All of the tables and figures will be saved in data_analysis/tables and data_analysis/figures, respectively.

RQ3: Captured Faults

Collect Captured Stack Traces

By running the following bash script, the stack traces captured by all of the generated test cases will be stored id data/rq3/stack-traces

. scripts/main/rq3-collect-captured-exceptions.sh 

docker

docker exec -it cling-application-container bash scripts/main/rq3-collect-captured-exceptions.sh 

Currently, the captured stack traces in our study are available in data/rq3/stack-traces.
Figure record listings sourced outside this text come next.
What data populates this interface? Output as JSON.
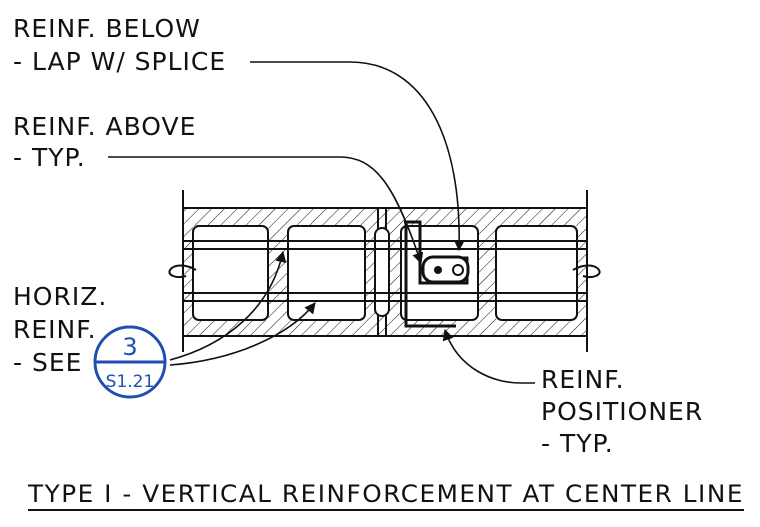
{
  "notes": {
    "reinf_below": [
      "REINF. BELOW",
      "- LAP W/ SPLICE"
    ],
    "reinf_above": [
      "REINF. ABOVE",
      "- TYP."
    ],
    "horiz_reinf": [
      "HORIZ.",
      "REINF.",
      "- SEE"
    ],
    "reinf_positioner": [
      "REINF.",
      "POSITIONER",
      "- TYP."
    ]
  },
  "section_ref": {
    "number": "3",
    "sheet": "S1.21",
    "color": "#1f4fb0"
  },
  "title": "TYPE I - VERTICAL REINFORCEMENT AT CENTER LINE"
}
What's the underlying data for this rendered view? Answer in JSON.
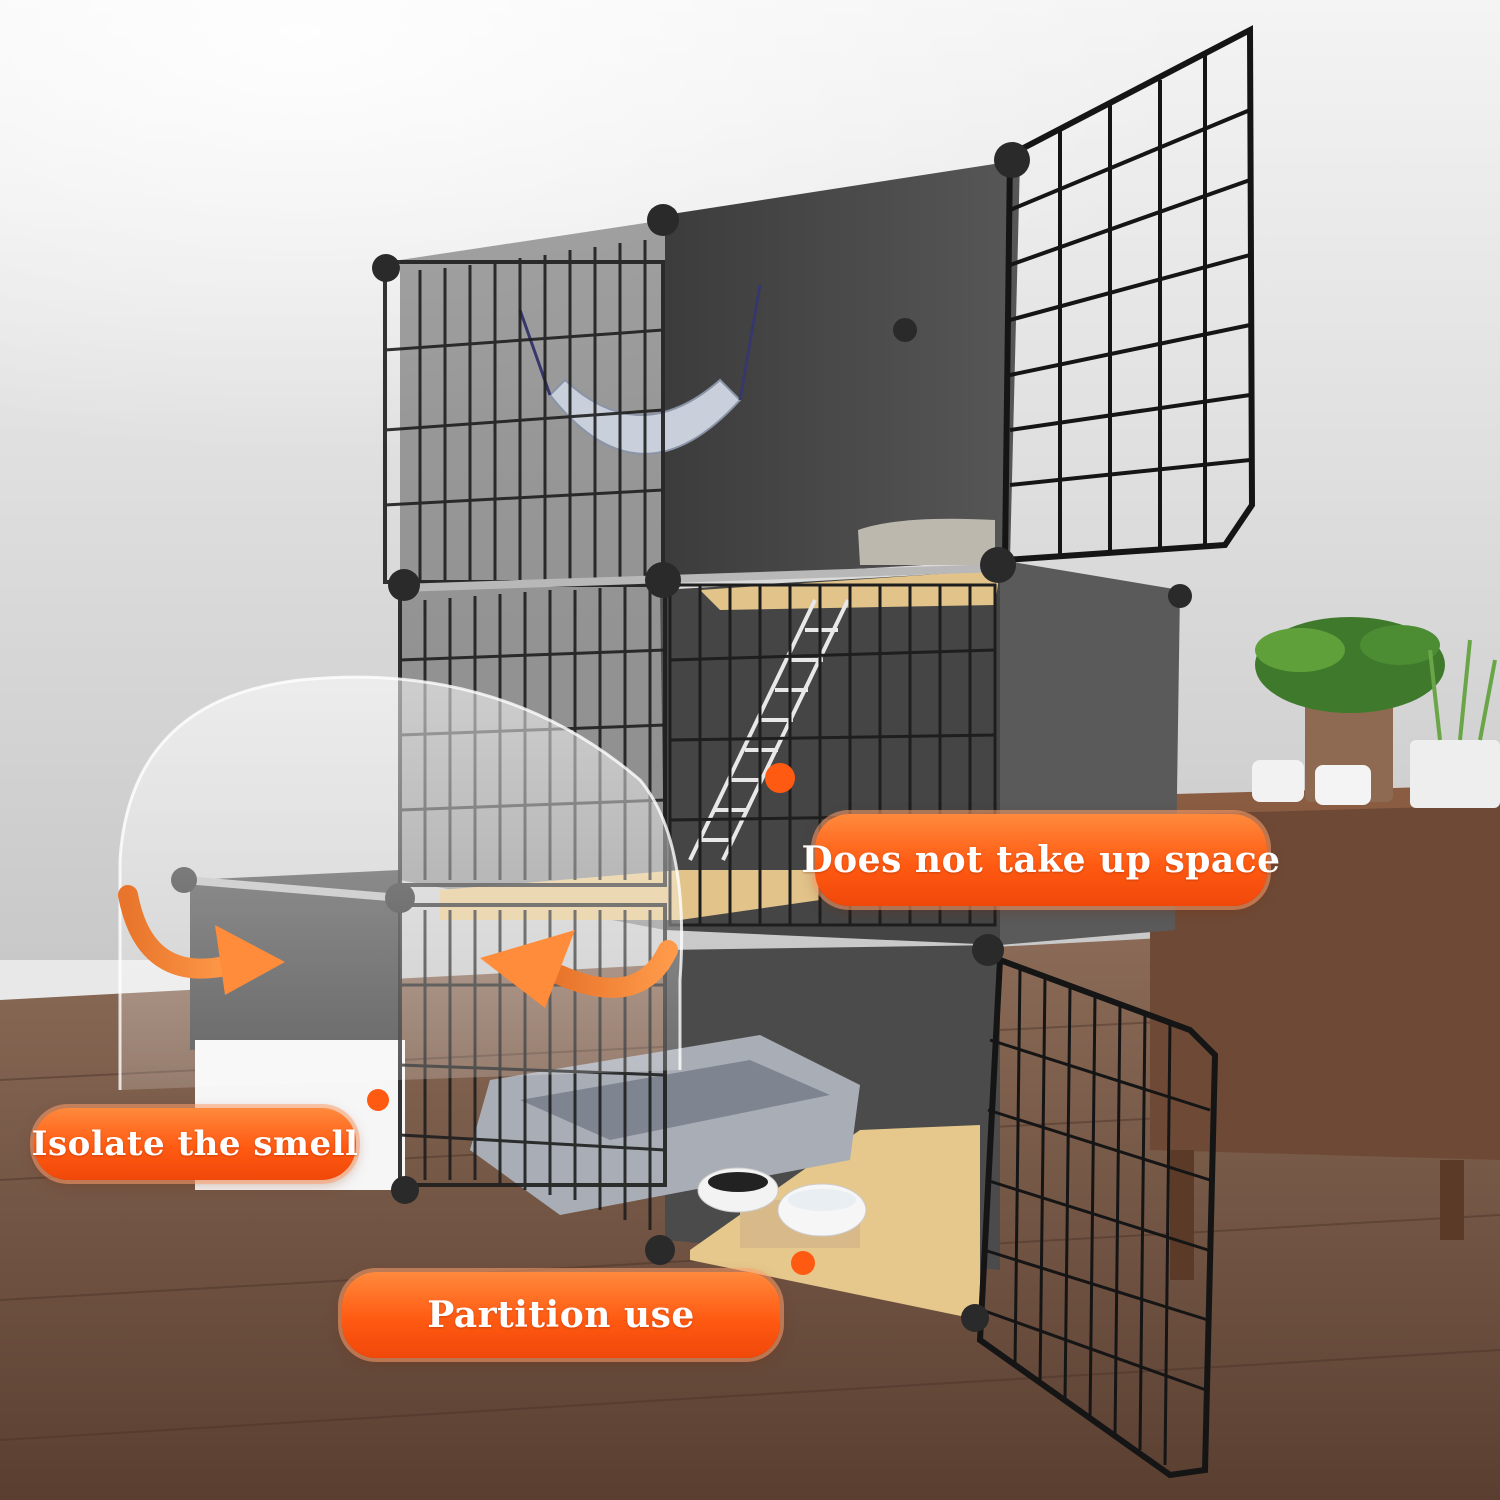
{
  "callouts": {
    "space": "Does not take up space",
    "smell": "Isolate the smell",
    "partition": "Partition use"
  },
  "colors": {
    "accent": "#ff5a12",
    "accent_light": "#ff8a3d",
    "frame": "#2b2b2b",
    "panel": "#4a4a4a",
    "floor": "#6b4e3d",
    "wall": "#d8d8d8",
    "shelf": "#e2c48a"
  }
}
Collect Interesting Stack Traces

After collecting the stack traces, you can collect the interesting stack traces, which has been thrown only in the test cases generated by Cling, by executing the following python script:

python scripts/python/captured-exceptions/analyze-stack-traces.py 

docker

docker exec -it cling-application-container python scripts/python/captured-exceptions/analyze-stack-traces.py  

The interesting stack traces will be saved in data/rq3/stack-traces/interesting. The current content of this directory is the interesting stack traces that we have found during our study.

Manual Analysis

We have analyzed all of the interesting stack traces to find the failure and non-failure stack traces. The achieved results in data_analysis/manual-analysis. Moreover, the full explanations related to stack traces stemming from failure are available in data_analysis/manual-analysis/failure-explanation.md.